The European Court of Justice dismissed a case against wood biomass of individuals and NGOs from six countries (Case T-141/19). According to the court the case lacked standing to challenge the EU’s inclusion of forest biomass in the bloc’s Renewable Energy Directive.
Plaintiffs from Estonia, France, Ireland, Romania, Slovakia and the US brought up claims that the EU’s biomass policy is destroying forests and increases greenhouse gas emissions. They argued the treatment of biomass as carbon neutral runs counter to scientific findings. According to the plaintiffs, burning wood for energy typically emits 1.5 times more CO2 than coal and 3 times more than natural gas. Whereas the general understanding is that wood biomass emitts only 25% of CO2 in comparison to fossil fuels (CO2 emissions from processing woody biomass).
Biomass makes up 60% of Europe’s renewable energies and is a vital contribution to the green goals.
The court described that arguments had no merit, since the contested directive “applies to all persons, both natural and legal. The applicants do not put forward any factor recognised by case-law which would be capable of distinguishing them individually as addressees.” The plaintiffs acknowledged that the environmental protection “affects everyone in both current and future generations”. However, they did not argue how the directive sets them apart as natural and legal persons and infringes upon their rights as such.

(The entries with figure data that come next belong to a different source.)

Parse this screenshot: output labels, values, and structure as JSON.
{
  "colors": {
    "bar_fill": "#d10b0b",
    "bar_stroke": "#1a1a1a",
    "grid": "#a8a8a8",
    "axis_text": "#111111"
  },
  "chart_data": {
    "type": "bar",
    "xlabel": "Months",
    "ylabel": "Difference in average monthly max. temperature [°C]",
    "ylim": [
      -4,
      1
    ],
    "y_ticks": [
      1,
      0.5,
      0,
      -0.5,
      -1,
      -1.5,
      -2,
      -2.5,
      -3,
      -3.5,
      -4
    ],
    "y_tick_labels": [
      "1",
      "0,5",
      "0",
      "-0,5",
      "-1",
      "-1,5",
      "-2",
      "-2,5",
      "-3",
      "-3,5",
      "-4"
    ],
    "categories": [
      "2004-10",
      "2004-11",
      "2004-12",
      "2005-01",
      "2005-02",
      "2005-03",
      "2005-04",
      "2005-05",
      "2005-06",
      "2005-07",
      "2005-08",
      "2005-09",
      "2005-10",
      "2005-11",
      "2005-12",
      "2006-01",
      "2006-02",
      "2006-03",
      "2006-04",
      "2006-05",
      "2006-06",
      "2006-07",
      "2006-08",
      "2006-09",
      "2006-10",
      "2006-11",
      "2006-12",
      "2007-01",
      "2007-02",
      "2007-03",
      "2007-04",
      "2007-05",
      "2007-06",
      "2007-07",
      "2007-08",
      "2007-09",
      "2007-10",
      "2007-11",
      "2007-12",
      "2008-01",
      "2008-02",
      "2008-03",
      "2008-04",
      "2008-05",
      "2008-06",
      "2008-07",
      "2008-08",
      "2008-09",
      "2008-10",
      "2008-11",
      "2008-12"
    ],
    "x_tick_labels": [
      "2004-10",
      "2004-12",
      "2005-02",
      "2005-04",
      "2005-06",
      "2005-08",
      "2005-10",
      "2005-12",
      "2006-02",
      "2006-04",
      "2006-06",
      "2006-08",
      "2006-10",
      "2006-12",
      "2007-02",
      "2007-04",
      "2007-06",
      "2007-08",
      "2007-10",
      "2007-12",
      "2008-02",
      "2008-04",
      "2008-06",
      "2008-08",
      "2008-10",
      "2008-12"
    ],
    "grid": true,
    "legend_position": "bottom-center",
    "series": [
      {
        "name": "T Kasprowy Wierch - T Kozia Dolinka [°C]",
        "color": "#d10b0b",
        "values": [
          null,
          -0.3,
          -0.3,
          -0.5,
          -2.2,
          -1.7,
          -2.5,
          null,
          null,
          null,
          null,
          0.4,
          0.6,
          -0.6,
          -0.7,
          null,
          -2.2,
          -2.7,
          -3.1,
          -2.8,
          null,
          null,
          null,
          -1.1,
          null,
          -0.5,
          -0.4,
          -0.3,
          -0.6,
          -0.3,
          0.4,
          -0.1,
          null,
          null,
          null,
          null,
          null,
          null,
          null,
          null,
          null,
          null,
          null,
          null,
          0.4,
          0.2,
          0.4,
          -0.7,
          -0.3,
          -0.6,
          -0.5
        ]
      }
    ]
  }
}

The decision was welcomed by biomass association from both sides of the Atlantic. “Although this was a procedural ruling this was the right overall result, as the arguments put forward in the case had no value. The European institutions carried out an open consultation to gather scientific and environmental advice and considered these during the legislative process. The result was a revised Renewable Energy Directive that set out rigorous standards for the inclusion of sustainable biomass in the European energy mix,” USIPA executive director Seth Ginther commented the decision.